Any road ecologist will tell you that it’s tough to understand much about a potential wildlife crossing mitigation site without having seen it in person.
Sure, you can scour the topography and vegetation in GIS software to get a sense of where the target animals might want to move across the landscape. Yeah, can also peruse the Heart of the Rockies’ new Keep It Connected Data Viewer and find your way to the mouth of Bad Rock Canyon, where you’ll find two lonely polygons indicating this is a key location for grizzly bear movement along the western front of the Swan and Whitefish ranges.
You can even check the Montana Wildlife and Transportation Partnership Planning Tool and see that the stretch of road through Bad Rock Canyon scores about the same as the Sixmile Wildlife Crossing Project west of Missoula, where the Montana Department of Transportation is conducting a feasibility study to replace the 60-year-old, hydraulically undersized Sixmile Creek culvert with two large open-span bridges.
But really, you gotta get out on the ground and look around to really know what needs to be done. So on October 24, we met with Dr. Marcel Huijser—a well-respected road ecologist whose expertise includes the ecological impacts of transportation infrastructure, vehicle collisions with large mammals, and how to mitigate these impacts—at the Bad Rock Canyon to get his expert opinion.
The only real option, he said, for the target species that use this habitat—large ungulates and black and bears—is an overpass. Specific species require different crossing structures. Grizzly bear sows with cubs, for instance, won’t use the dark confines of an underpass, and mountain goats and pronghorn won’t use overpasses.

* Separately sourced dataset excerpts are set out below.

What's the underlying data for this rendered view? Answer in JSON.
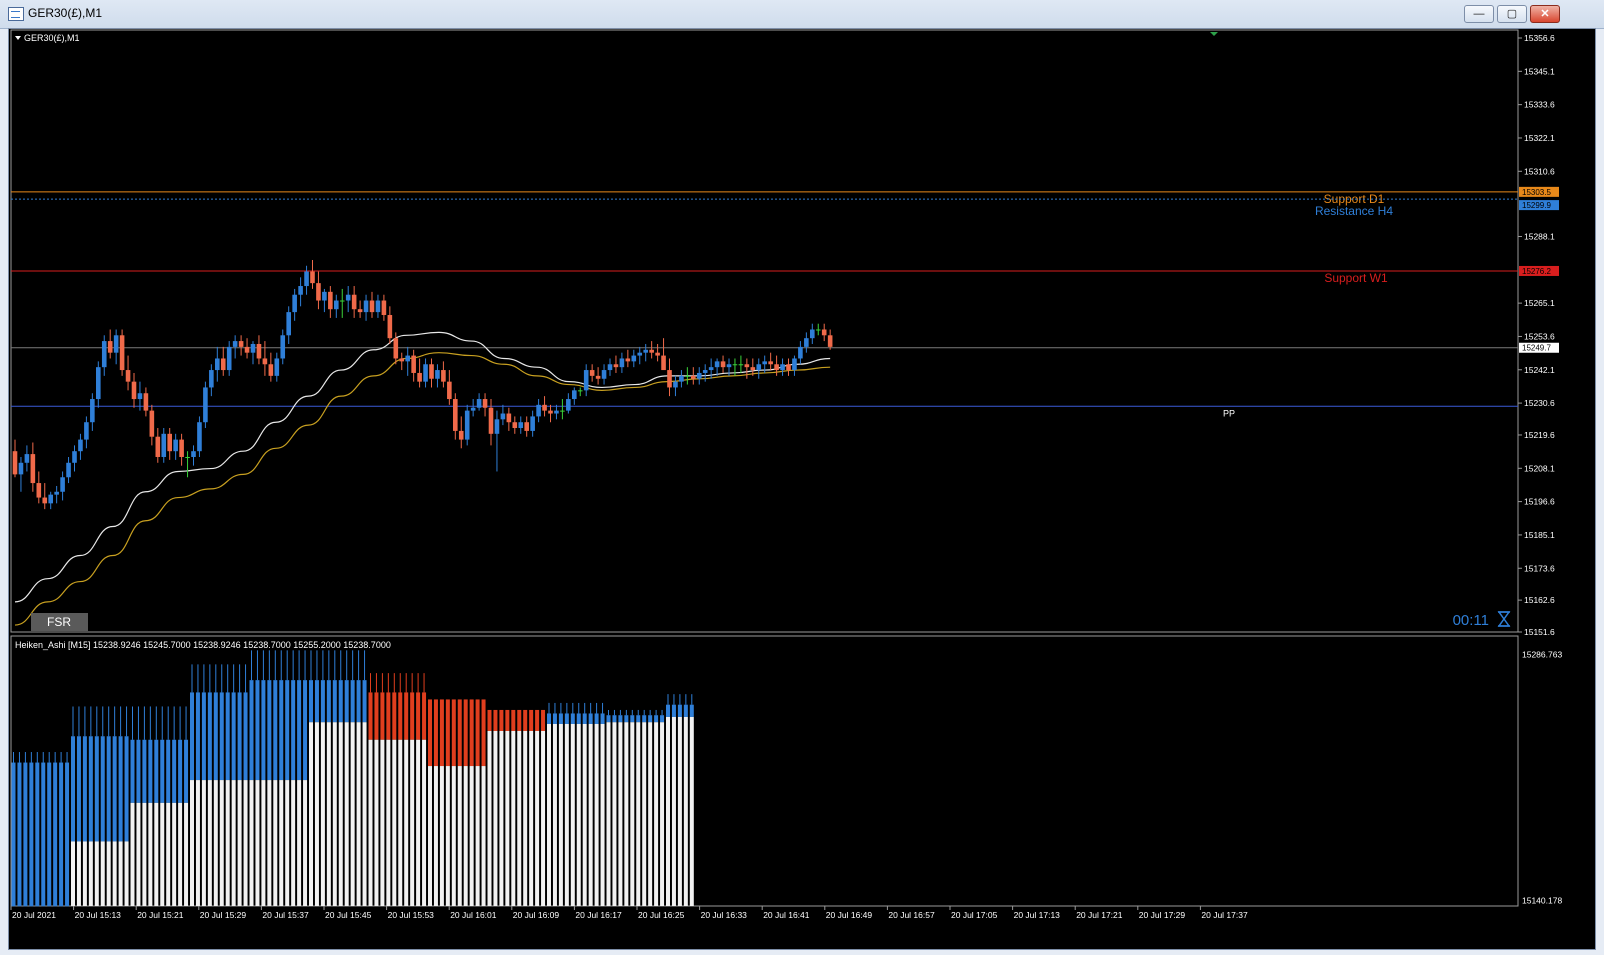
{
  "window": {
    "title": "GER30(£),M1",
    "buttons": {
      "minimize": "—",
      "maximize": "▢",
      "close": "✕"
    }
  },
  "chart": {
    "symbol_label": "GER30(£),M1",
    "fsr_label": "FSR",
    "timer": "00:11",
    "price_axis": [
      "15356.6",
      "15345.1",
      "15333.6",
      "15322.1",
      "15310.6",
      "15288.1",
      "15265.1",
      "15253.6",
      "15242.1",
      "15230.6",
      "15219.6",
      "15208.1",
      "15196.6",
      "15185.1",
      "15173.6",
      "15162.6",
      "15151.6"
    ],
    "levels": [
      {
        "name": "Support D1",
        "price": 15303.5,
        "color": "#e8891a",
        "style": "solid",
        "badge": "15303.5"
      },
      {
        "name": "Resistance H4",
        "price": 15301.0,
        "color": "#2f7fd8",
        "style": "dotted",
        "badge": "15299.9"
      },
      {
        "name": "Support W1",
        "price": 15276.2,
        "color": "#d81e1e",
        "style": "solid",
        "badge": "15276.2"
      }
    ],
    "current_price": {
      "price": 15249.7,
      "label": "15249.7"
    },
    "pp": {
      "name": "PP",
      "price": 15229.5
    }
  },
  "indicator": {
    "label": "Heiken_Ashi [M15]  15238.9246 15245.7000 15238.9246 15238.7000 15255.2000 15238.7000",
    "axis_top": "15286.763",
    "axis_bottom": "15140.178",
    "blocks": [
      {
        "n": 10,
        "hi": 15228,
        "top": 15222,
        "bot": 15140,
        "color": "#2f7fd8"
      },
      {
        "n": 10,
        "hi": 15254,
        "top": 15237,
        "bot": 15177,
        "color": "#2f7fd8"
      },
      {
        "n": 10,
        "hi": 15254,
        "top": 15235,
        "bot": 15199,
        "color": "#2f7fd8"
      },
      {
        "n": 10,
        "hi": 15278,
        "top": 15262,
        "bot": 15212,
        "color": "#2f7fd8"
      },
      {
        "n": 10,
        "hi": 15286,
        "top": 15269,
        "bot": 15212,
        "color": "#2f7fd8"
      },
      {
        "n": 10,
        "hi": 15286,
        "top": 15269,
        "bot": 15245,
        "color": "#2f7fd8"
      },
      {
        "n": 10,
        "hi": 15273,
        "top": 15262,
        "bot": 15235,
        "color": "#e03e1e"
      },
      {
        "n": 10,
        "hi": 15258,
        "top": 15258,
        "bot": 15220,
        "color": "#e03e1e"
      },
      {
        "n": 10,
        "hi": 15252,
        "top": 15252,
        "bot": 15240,
        "color": "#e03e1e"
      },
      {
        "n": 10,
        "hi": 15256,
        "top": 15250,
        "bot": 15244,
        "color": "#2f7fd8"
      },
      {
        "n": 10,
        "hi": 15252,
        "top": 15249,
        "bot": 15245,
        "color": "#2f7fd8"
      },
      {
        "n": 5,
        "hi": 15261,
        "top": 15255,
        "bot": 15248,
        "color": "#2f7fd8"
      }
    ]
  },
  "time_axis": [
    "20 Jul 2021",
    "20 Jul 15:13",
    "20 Jul 15:21",
    "20 Jul 15:29",
    "20 Jul 15:37",
    "20 Jul 15:45",
    "20 Jul 15:53",
    "20 Jul 16:01",
    "20 Jul 16:09",
    "20 Jul 16:17",
    "20 Jul 16:25",
    "20 Jul 16:33",
    "20 Jul 16:41",
    "20 Jul 16:49",
    "20 Jul 16:57",
    "20 Jul 17:05",
    "20 Jul 17:13",
    "20 Jul 17:21",
    "20 Jul 17:29",
    "20 Jul 17:37"
  ],
  "chart_data": {
    "type": "candlestick",
    "title": "GER30(£),M1",
    "ylim": [
      15151.6,
      15358.0
    ],
    "colors": {
      "bull": "#2f7fd8",
      "bear": "#f06a4a",
      "doji": "#3ad43a",
      "ma_fast": "#e8e8e8",
      "ma_slow": "#c8a020"
    },
    "candles": [
      [
        15214,
        15218,
        15205,
        15206
      ],
      [
        15206,
        15212,
        15200,
        15210
      ],
      [
        15210,
        15216,
        15207,
        15213
      ],
      [
        15213,
        15217,
        15200,
        15203
      ],
      [
        15203,
        15207,
        15196,
        15198
      ],
      [
        15198,
        15203,
        15194,
        15196
      ],
      [
        15196,
        15200,
        15194,
        15199
      ],
      [
        15199,
        15202,
        15196,
        15200
      ],
      [
        15200,
        15207,
        15197,
        15205
      ],
      [
        15205,
        15212,
        15203,
        15210
      ],
      [
        15210,
        15216,
        15207,
        15214
      ],
      [
        15214,
        15220,
        15211,
        15218
      ],
      [
        15218,
        15226,
        15215,
        15224
      ],
      [
        15224,
        15234,
        15221,
        15232
      ],
      [
        15232,
        15245,
        15229,
        15243
      ],
      [
        15243,
        15254,
        15240,
        15252
      ],
      [
        15252,
        15256,
        15246,
        15248
      ],
      [
        15248,
        15256,
        15244,
        15254
      ],
      [
        15254,
        15256,
        15240,
        15242
      ],
      [
        15242,
        15247,
        15235,
        15238
      ],
      [
        15238,
        15241,
        15229,
        15232
      ],
      [
        15232,
        15238,
        15228,
        15234
      ],
      [
        15234,
        15236,
        15226,
        15228
      ],
      [
        15228,
        15230,
        15216,
        15219
      ],
      [
        15219,
        15222,
        15210,
        15212
      ],
      [
        15212,
        15222,
        15210,
        15220
      ],
      [
        15220,
        15222,
        15211,
        15214
      ],
      [
        15214,
        15220,
        15211,
        15218
      ],
      [
        15218,
        15220,
        15209,
        15212
      ],
      [
        15212,
        15214,
        15205,
        15212
      ],
      [
        15212,
        15216,
        15209,
        15214
      ],
      [
        15214,
        15226,
        15212,
        15224
      ],
      [
        15224,
        15238,
        15222,
        15236
      ],
      [
        15236,
        15244,
        15233,
        15242
      ],
      [
        15242,
        15250,
        15238,
        15246
      ],
      [
        15246,
        15250,
        15240,
        15242
      ],
      [
        15242,
        15252,
        15240,
        15250
      ],
      [
        15250,
        15254,
        15246,
        15252
      ],
      [
        15252,
        15254,
        15247,
        15250
      ],
      [
        15250,
        15253,
        15246,
        15248
      ],
      [
        15248,
        15252,
        15244,
        15251
      ],
      [
        15251,
        15254,
        15244,
        15246
      ],
      [
        15246,
        15252,
        15240,
        15244
      ],
      [
        15244,
        15248,
        15238,
        15240
      ],
      [
        15240,
        15248,
        15238,
        15246
      ],
      [
        15246,
        15256,
        15244,
        15254
      ],
      [
        15254,
        15264,
        15251,
        15262
      ],
      [
        15262,
        15270,
        15259,
        15268
      ],
      [
        15268,
        15274,
        15264,
        15271
      ],
      [
        15271,
        15278,
        15268,
        15276
      ],
      [
        15276,
        15280,
        15270,
        15272
      ],
      [
        15272,
        15276,
        15263,
        15266
      ],
      [
        15266,
        15270,
        15262,
        15269
      ],
      [
        15269,
        15271,
        15260,
        15263
      ],
      [
        15263,
        15268,
        15260,
        15266
      ],
      [
        15266,
        15270,
        15260,
        15266
      ],
      [
        15266,
        15271,
        15262,
        15268
      ],
      [
        15268,
        15271,
        15260,
        15263
      ],
      [
        15263,
        15266,
        15260,
        15262
      ],
      [
        15262,
        15268,
        15259,
        15266
      ],
      [
        15266,
        15269,
        15260,
        15262
      ],
      [
        15262,
        15268,
        15260,
        15266
      ],
      [
        15266,
        15268,
        15259,
        15261
      ],
      [
        15261,
        15264,
        15251,
        15253
      ],
      [
        15253,
        15255,
        15244,
        15246
      ],
      [
        15246,
        15248,
        15242,
        15245
      ],
      [
        15245,
        15250,
        15240,
        15247
      ],
      [
        15247,
        15249,
        15238,
        15241
      ],
      [
        15241,
        15246,
        15236,
        15238
      ],
      [
        15238,
        15246,
        15236,
        15244
      ],
      [
        15244,
        15246,
        15236,
        15239
      ],
      [
        15239,
        15244,
        15236,
        15242
      ],
      [
        15242,
        15245,
        15236,
        15238
      ],
      [
        15238,
        15242,
        15230,
        15232
      ],
      [
        15232,
        15234,
        15218,
        15221
      ],
      [
        15221,
        15226,
        15215,
        15218
      ],
      [
        15218,
        15230,
        15216,
        15228
      ],
      [
        15228,
        15232,
        15226,
        15229
      ],
      [
        15229,
        15234,
        15228,
        15232
      ],
      [
        15232,
        15234,
        15226,
        15229
      ],
      [
        15229,
        15232,
        15216,
        15220
      ],
      [
        15220,
        15228,
        15207,
        15225
      ],
      [
        15225,
        15230,
        15223,
        15227
      ],
      [
        15227,
        15229,
        15221,
        15224
      ],
      [
        15224,
        15226,
        15220,
        15222
      ],
      [
        15222,
        15226,
        15220,
        15224
      ],
      [
        15224,
        15226,
        15219,
        15221
      ],
      [
        15221,
        15228,
        15219,
        15226
      ],
      [
        15226,
        15232,
        15224,
        15230
      ],
      [
        15230,
        15233,
        15226,
        15228
      ],
      [
        15228,
        15230,
        15224,
        15227
      ],
      [
        15227,
        15230,
        15225,
        15228
      ],
      [
        15228,
        15232,
        15225,
        15228
      ],
      [
        15228,
        15234,
        15227,
        15232
      ],
      [
        15232,
        15236,
        15230,
        15235
      ],
      [
        15235,
        15236,
        15233,
        15235
      ],
      [
        15235,
        15244,
        15233,
        15242
      ],
      [
        15242,
        15244,
        15238,
        15240
      ],
      [
        15240,
        15243,
        15237,
        15239
      ],
      [
        15239,
        15244,
        15237,
        15242
      ],
      [
        15242,
        15246,
        15240,
        15244
      ],
      [
        15244,
        15247,
        15241,
        15243
      ],
      [
        15243,
        15248,
        15241,
        15246
      ],
      [
        15246,
        15249,
        15243,
        15245
      ],
      [
        15245,
        15249,
        15243,
        15247
      ],
      [
        15247,
        15250,
        15244,
        15248
      ],
      [
        15248,
        15251,
        15245,
        15249
      ],
      [
        15249,
        15252,
        15246,
        15248
      ],
      [
        15248,
        15251,
        15245,
        15247
      ],
      [
        15247,
        15253,
        15244,
        15242
      ],
      [
        15242,
        15246,
        15233,
        15236
      ],
      [
        15236,
        15240,
        15233,
        15238
      ],
      [
        15238,
        15242,
        15236,
        15240
      ],
      [
        15240,
        15243,
        15237,
        15240
      ],
      [
        15240,
        15243,
        15237,
        15239
      ],
      [
        15239,
        15243,
        15237,
        15241
      ],
      [
        15241,
        15244,
        15238,
        15242
      ],
      [
        15242,
        15246,
        15239,
        15243
      ],
      [
        15243,
        15246,
        15240,
        15245
      ],
      [
        15245,
        15247,
        15241,
        15243
      ],
      [
        15243,
        15246,
        15240,
        15244
      ],
      [
        15244,
        15246,
        15240,
        15244
      ],
      [
        15244,
        15247,
        15241,
        15244
      ],
      [
        15244,
        15246,
        15239,
        15243
      ],
      [
        15243,
        15246,
        15240,
        15242
      ],
      [
        15242,
        15246,
        15239,
        15244
      ],
      [
        15244,
        15247,
        15241,
        15245
      ],
      [
        15245,
        15248,
        15242,
        15244
      ],
      [
        15244,
        15247,
        15240,
        15242
      ],
      [
        15242,
        15246,
        15240,
        15244
      ],
      [
        15244,
        15246,
        15240,
        15242
      ],
      [
        15242,
        15247,
        15240,
        15246
      ],
      [
        15246,
        15252,
        15244,
        15250
      ],
      [
        15250,
        15255,
        15248,
        15253
      ],
      [
        15253,
        15258,
        15251,
        15256
      ],
      [
        15256,
        15258,
        15254,
        15256
      ],
      [
        15256,
        15258,
        15252,
        15254
      ],
      [
        15254,
        15256,
        15249,
        15250
      ]
    ],
    "ma_fast": [
      15162,
      15170,
      15178,
      15188,
      15200,
      15207,
      15208,
      15214,
      15224,
      15233,
      15242,
      15249,
      15254,
      15255,
      15252,
      15246,
      15243,
      15238,
      15236,
      15237,
      15240,
      15240,
      15241,
      15242,
      15244,
      15246
    ],
    "ma_slow": [
      15154,
      15162,
      15169,
      15178,
      15190,
      15198,
      15201,
      15206,
      15215,
      15223,
      15233,
      15240,
      15246,
      15248,
      15247,
      15244,
      15240,
      15237,
      15235,
      15236,
      15238,
      15239,
      15240,
      15241,
      15242,
      15243
    ]
  }
}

The other problem at Bad Rock Canyon, which is very adjacent to the Flathead River, is a high water table, which precludes digging deep in this flat area to make room for an underpass.
Exclusionary fencing is also required to keep animals off, and funnel them over or under, the highway. If the fencing stretched between the Teakettle and Hungry Horse bridges, it would provide animals the option of crossing the highway along the river or on the overpass.